The idea that people are very thoughtless these days shouldn't be a shock. I believe technology allows us to avoid general intimacies. By general intimacies, I mean the social interaction between humans in the service industry. For example: Many of the grocery stores in my area have added 'automated' teller checkout stations to the front of their stores. This ensures that you don't need to 'deal' with a live human to ring up your things, thus eliminating the possibility of the smallest amount of human interaction. The only reason a human needs to interact with you, is if you need to authorize your age OR something went wrong with your transaction.

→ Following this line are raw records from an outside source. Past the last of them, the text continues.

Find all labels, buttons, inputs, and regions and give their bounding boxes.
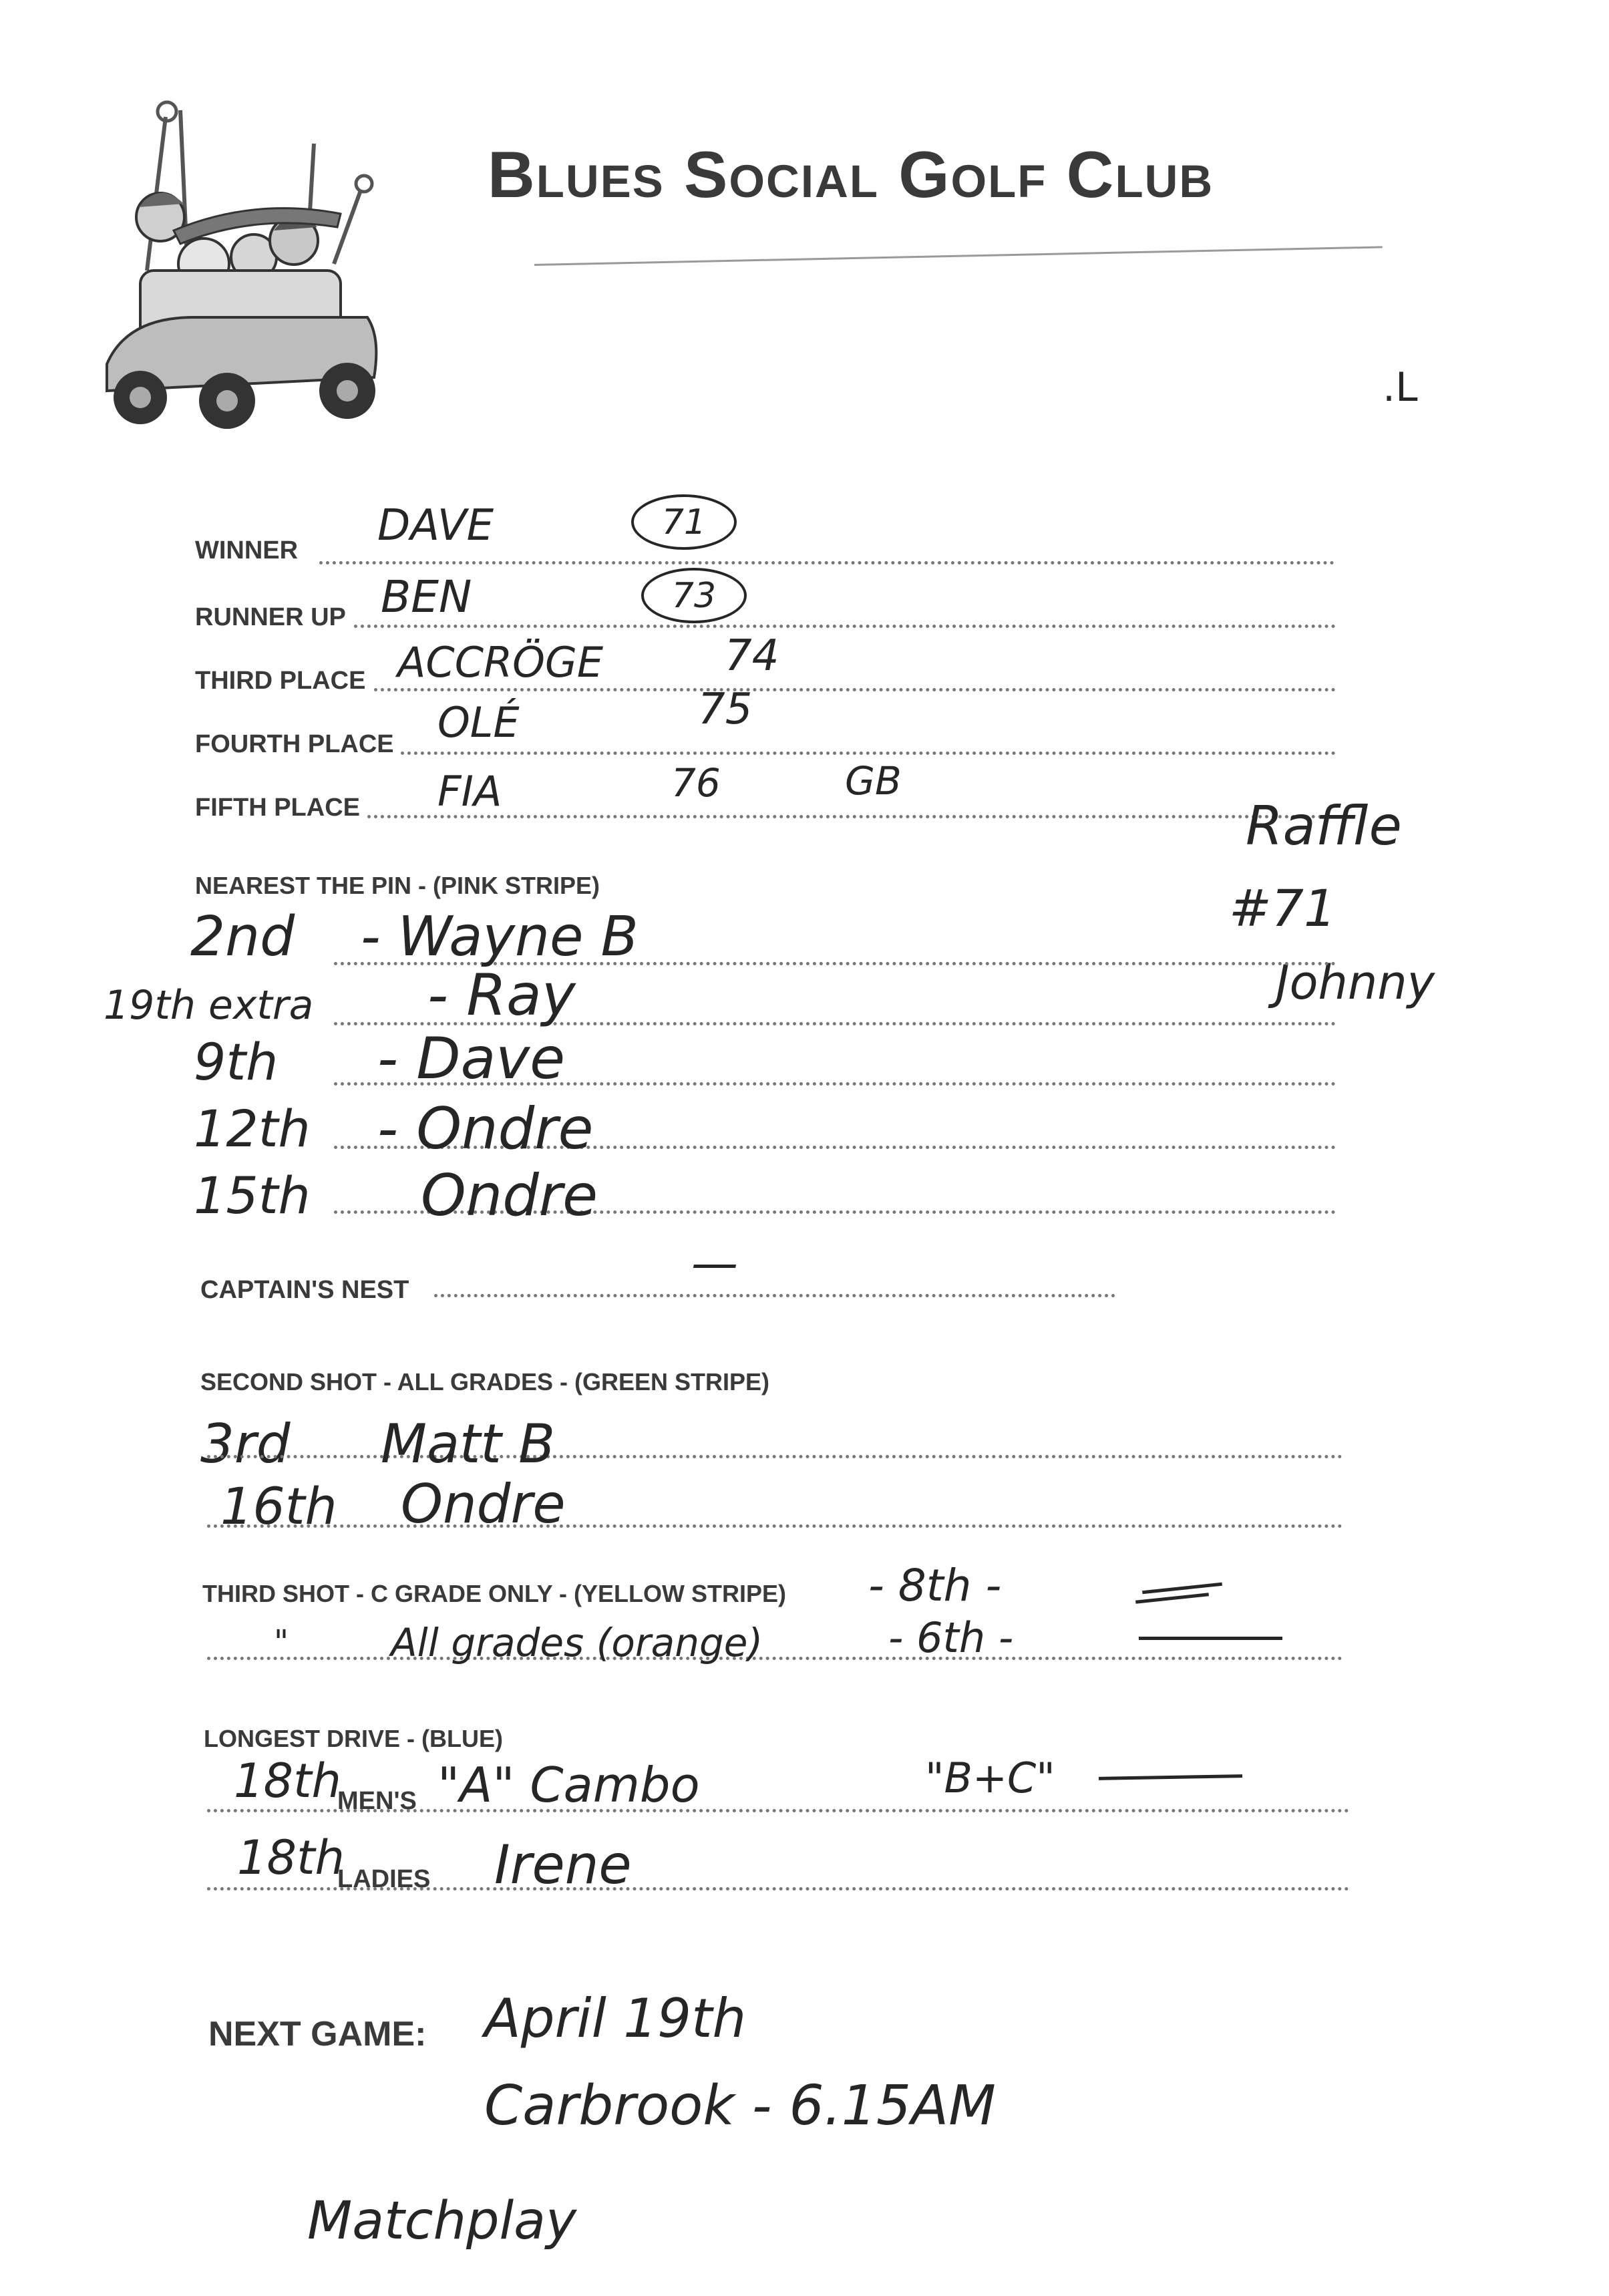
mens-label: MEN'S: [337, 1787, 417, 1815]
next-game-format: Matchplay: [307, 2191, 577, 2251]
third-shot-all-grades: All grades (orange): [391, 1620, 763, 1665]
second-shot-hole-1: 3rd: [200, 1413, 291, 1475]
third-shot-ditto: ": [274, 1623, 289, 1661]
corner-mark: .L: [1383, 364, 1418, 411]
mens-hole: 18th: [234, 1754, 341, 1808]
pin-hole-3: 9th: [194, 1032, 279, 1092]
mens-line: [207, 1809, 1349, 1812]
fifth-place-label: FIFTH PLACE: [195, 794, 360, 822]
third-shot-line-2: [207, 1657, 1343, 1660]
third-place-label: THIRD PLACE: [195, 667, 366, 695]
second-shot-heading: SECOND SHOT - ALL GRADES - (GREEN STRIPE): [200, 1368, 770, 1396]
second-shot-line-2: [207, 1524, 1343, 1528]
runner-up-name: BEN: [381, 571, 472, 623]
next-game-date: April 19th: [484, 1987, 747, 2049]
title-underline: [534, 246, 1383, 266]
second-shot-hole-2: 16th: [220, 1476, 337, 1536]
third-shot-dash-1b: [1135, 1593, 1209, 1603]
pin-name-2: - Ray: [427, 962, 576, 1029]
nearest-pin-heading: NEAREST THE PIN - (PINK STRIPE): [195, 872, 600, 899]
fourth-place-label: FOURTH PLACE: [195, 730, 394, 758]
third-place-line: [374, 688, 1336, 691]
pin-hole-2: 19th extra: [104, 982, 314, 1029]
mens-bc-dash: [1099, 1774, 1242, 1780]
ladies-value: Irene: [494, 1834, 632, 1896]
fourth-place-name: OLÉ: [437, 698, 520, 747]
runner-up-label: RUNNER UP: [195, 603, 346, 631]
club-title: Blues Social Golf Club: [488, 138, 1214, 211]
winner-label: WINNER: [195, 536, 299, 564]
pin-name-1: - Wayne B: [361, 905, 639, 969]
fourth-place-line: [401, 752, 1336, 755]
third-shot-dash-2: [1139, 1637, 1282, 1640]
fifth-place-line: [367, 815, 1336, 818]
ladies-hole: 18th: [237, 1830, 345, 1885]
next-game-venue: Carbrook - 6.15AM: [484, 2074, 996, 2138]
captains-nest-value: —: [691, 1236, 738, 1291]
fifth-place-extra: GB: [845, 758, 902, 804]
winner-score-text: 71: [661, 502, 707, 542]
third-shot-note: - 8th -: [868, 1560, 1002, 1611]
second-shot-line-1: [207, 1455, 1343, 1458]
raffle-title: Raffle: [1246, 795, 1402, 857]
pin-hole-5: 15th: [194, 1166, 311, 1225]
pin-name-4: - Ondre: [377, 1096, 594, 1162]
captains-nest-line: [434, 1294, 1115, 1297]
winner-line: [319, 561, 1334, 564]
fifth-place-score: 76: [671, 760, 721, 806]
next-game-label: NEXT GAME:: [208, 2015, 427, 2054]
fourth-place-score: 75: [698, 685, 753, 734]
winner-score: [631, 494, 737, 550]
mens-value: "A" Cambo: [437, 1757, 700, 1813]
runner-up-score-text: 73: [671, 575, 717, 616]
pin-hole-4: 12th: [194, 1099, 311, 1158]
pin-name-3: - Dave: [377, 1025, 566, 1092]
golf-cart-logo: [87, 97, 387, 444]
raffle-number: #71: [1229, 878, 1336, 938]
third-shot-heading: THIRD SHOT - C GRADE ONLY - (YELLOW STRIPE): [202, 1580, 787, 1607]
captains-nest-label: CAPTAIN'S NEST: [200, 1276, 409, 1304]
runner-up-line: [354, 625, 1336, 628]
ladies-label: LADIES: [337, 1865, 431, 1893]
third-shot-dash-1: [1142, 1583, 1222, 1595]
raffle-name: Johnny: [1276, 955, 1435, 1010]
mens-bc: "B+C": [925, 1754, 1055, 1802]
second-shot-name-2: Ondre: [401, 1473, 566, 1535]
pin-hole-1: 2nd: [190, 905, 295, 969]
pin-name-5: Ondre: [421, 1162, 598, 1229]
runner-up-score: [641, 568, 747, 623]
longest-drive-heading: LONGEST DRIVE - (BLUE): [204, 1725, 503, 1752]
third-shot-all-grades-note: - 6th -: [888, 1613, 1014, 1662]
third-place-score: 74: [725, 631, 779, 681]
fifth-place-name: FIA: [437, 767, 502, 816]
ladies-line: [207, 1887, 1349, 1891]
second-shot-name-1: Matt B: [381, 1413, 556, 1475]
third-place-name: ACCRÖGE: [397, 638, 604, 687]
winner-name: DAVE: [377, 501, 494, 550]
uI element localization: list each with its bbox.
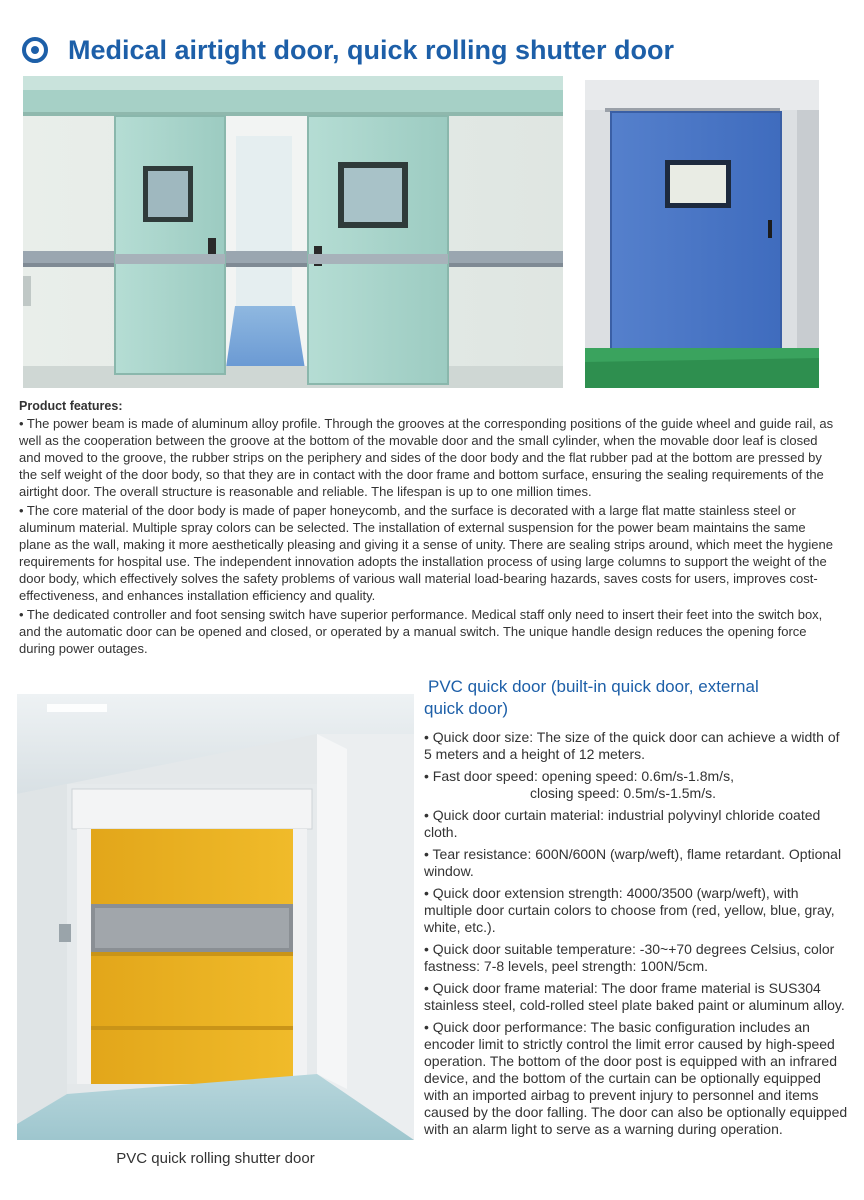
blue-hermetic-door-photo <box>585 80 819 388</box>
target-icon <box>22 37 48 63</box>
spec-performance: • Quick door performance: The basic configuration includes an encoder limit to strictly control the limit error caused by high-speed operation. The bottom of the door post is equipped with an infrared device, and the bottom of the curtain can be optionally equipped with an imported airbag to prevent injury to personnel and items caused by the door falling. The door can also be optionally equipped with an alarm light to serve as a warning during operation. <box>424 1019 848 1137</box>
features-label: Product features: <box>19 399 123 413</box>
pvc-title-line: PVC quick door (built-in quick door, external <box>428 677 759 696</box>
pvc-quick-door-section <box>424 676 848 1143</box>
spec-frame-material: • Quick door frame material: The door frame material is SUS304 stainless steel, cold-rolled steel plate baked paint or aluminum alloy. <box>424 980 845 1013</box>
spec-curtain-material: • Quick door curtain material: industrial polyvinyl chloride coated cloth. <box>424 807 821 840</box>
spec-speed <box>424 768 848 802</box>
feature-item: • The power beam is made of aluminum alloy profile. Through the grooves at the corresponding positions of the guide wheel and guide rail, as well as the cooperation between the groove at the bottom of the movable door and the small cylinder, when the movable door leaf is closed and moved to the groove, the rubber strips on the periphery and sides of the door body and the flat rubber pad at the bottom are pressed by the self weight of the door body, so that they are in contact with the door frame and bottom surface, ensuring the sealing requirements of the airtight door. The overall structure is reasonable and reliable. The lifespan is up to one million times. <box>19 416 834 499</box>
product-features <box>19 398 839 659</box>
spec-extension-strength: • Quick door extension strength: 4000/3500 (warp/weft), with multiple door curtain colors to choose from (red, yellow, blue, gray, white, etc.). <box>424 885 835 935</box>
pvc-quick-door-photo <box>17 694 414 1140</box>
page-title: Medical airtight door, quick rolling shutter door <box>68 34 675 65</box>
spec-temperature: • Quick door suitable temperature: -30~+70 degrees Celsius, color fastness: 7-8 levels, peel strength: 100N/5cm. <box>424 941 835 974</box>
pvc-title-line: quick door) <box>424 699 509 718</box>
pvc-section-title <box>424 676 848 720</box>
feature-item: • The core material of the door body is made of paper honeycomb, and the surface is decorated with a large flat matte stainless steel or aluminum material. Multiple spray colors can be selected. The installation of external suspension for the power beam maintains the same plane as the wall, making it more aesthetically pleasing and giving it a sense of unity. There are sealing strips around, which meet the hygiene requirements for hospital use. The independent innovation adopts the installation process of using large columns to support the weight of the door body, which effectively solves the safety problems of various wall material load-bearing hazards, saves costs for users, improves cost-effectiveness, and enhances installation efficiency and quality. <box>19 503 833 603</box>
spec-size: • Quick door size: The size of the quick door can achieve a width of 5 meters and a height of 12 meters. <box>424 729 840 762</box>
spec-tear-resistance: • Tear resistance: 600N/600N (warp/weft), flame retardant. Optional window. <box>424 846 842 879</box>
feature-item: • The dedicated controller and foot sensing switch have superior performance. Medical staff only need to insert their feet into the switch box, and the automatic door can be opened and closed, or operated by a manual switch. The unique handle design reduces the opening force during power outages. <box>19 607 823 656</box>
airtight-sliding-door-photo <box>23 76 563 388</box>
header <box>22 30 674 70</box>
spec-speed-opening: • Fast door speed: opening speed: 0.6m/s-1.8m/s, <box>424 768 734 784</box>
photo-caption: PVC quick rolling shutter door <box>116 1150 315 1167</box>
spec-speed-closing: closing speed: 0.5m/s-1.5m/s. <box>530 785 716 801</box>
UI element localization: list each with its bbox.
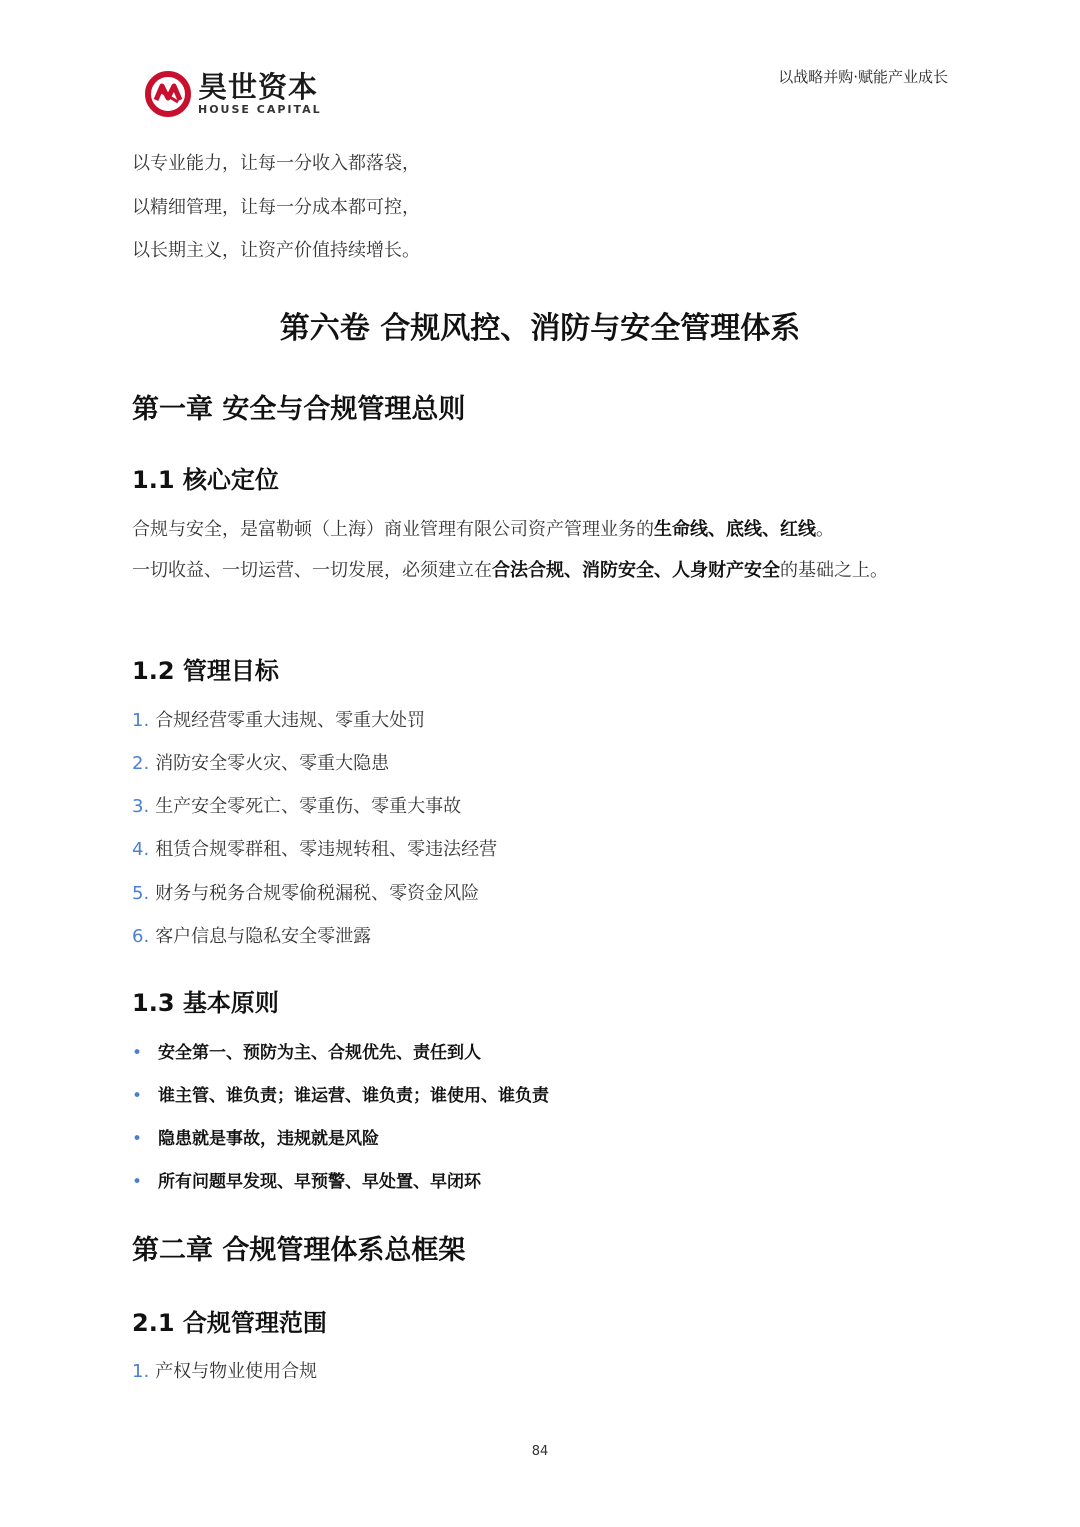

Some appeal for me with the machines is that: 1) The machine doesn't ask you how your day was, 2) the machine doesn't chat it up with the customer ahead of you, 3) the machine doesn't verbally kidnap you and tell you about their day even if you appear to be in a hurry, and 4) the machine doesn't give you 'attitude' for using a check. The machine generally ends your transaction with a "Thank you for shopping at (insert store name)"

I enjoy these machines! Not because I am antisocial to the extent that I don't need human interaction. I prefer this method of check out, because I don't need to deal with the above noted comments on what these machines DON'T do. And just to clarify, I don't mind people asking me about my day or on the other way around. Sometimes, I actually care and want to know how a person's day went . It is very polite to ask, but it should be viewed as a nicety. In other words, it shouldn't be my chance (or someone elses chance) to unload my (their) emotional baggage of the day on someone who was being polite. Also, I don't mind people chatting up other people. But don't do it if I'm the one behind you and we're in a service, customer situation!

Automated machines are just one example of how society is inadvertently cutting out interactions between humans. Because of this, people don't know how to communicate with each other. We don't know how to 'read' or track other people's attitudes.

There was a time when great customer service was something you simply expected. There wasn't ever a question about how your call would be handled, how your complaint would be addressed. Even getting gas used to be full service. Someone would come out, ask you what kind of gas you wanted and you'd tell them. (There are still a few east coast states that still do things that way.) Now, you have to have something physically wrong with you to get an attendant to pump your gas.

And what about the days where you'd walk into a store and if you seemed confused, someone would ask you if you need help. Try that at Best Buy or Staples these days. You WILL wait till the sky turns red and still be waiting to be 'helped'. And what about food service? Remember the days where if you didn't eat ALL the food on your plate, wait staff would take the time to ask why? What was once common, is now something we think never really was....

The advancement of the cell phone has allowed us as humans to cut off that part of ourselves that used to like writing letters. It's cut off that part of us that used to be in tuned to how a customer, how each of us is thinking. It's cut off part of our humanity.

Remember you have a voice and a heart. Remember that intuition inside of you that recognizes other people's pain. You were born of a human, of this earth. We are all linked. Once you lose that part of you that senses outside itself, it is almost impossible to regain.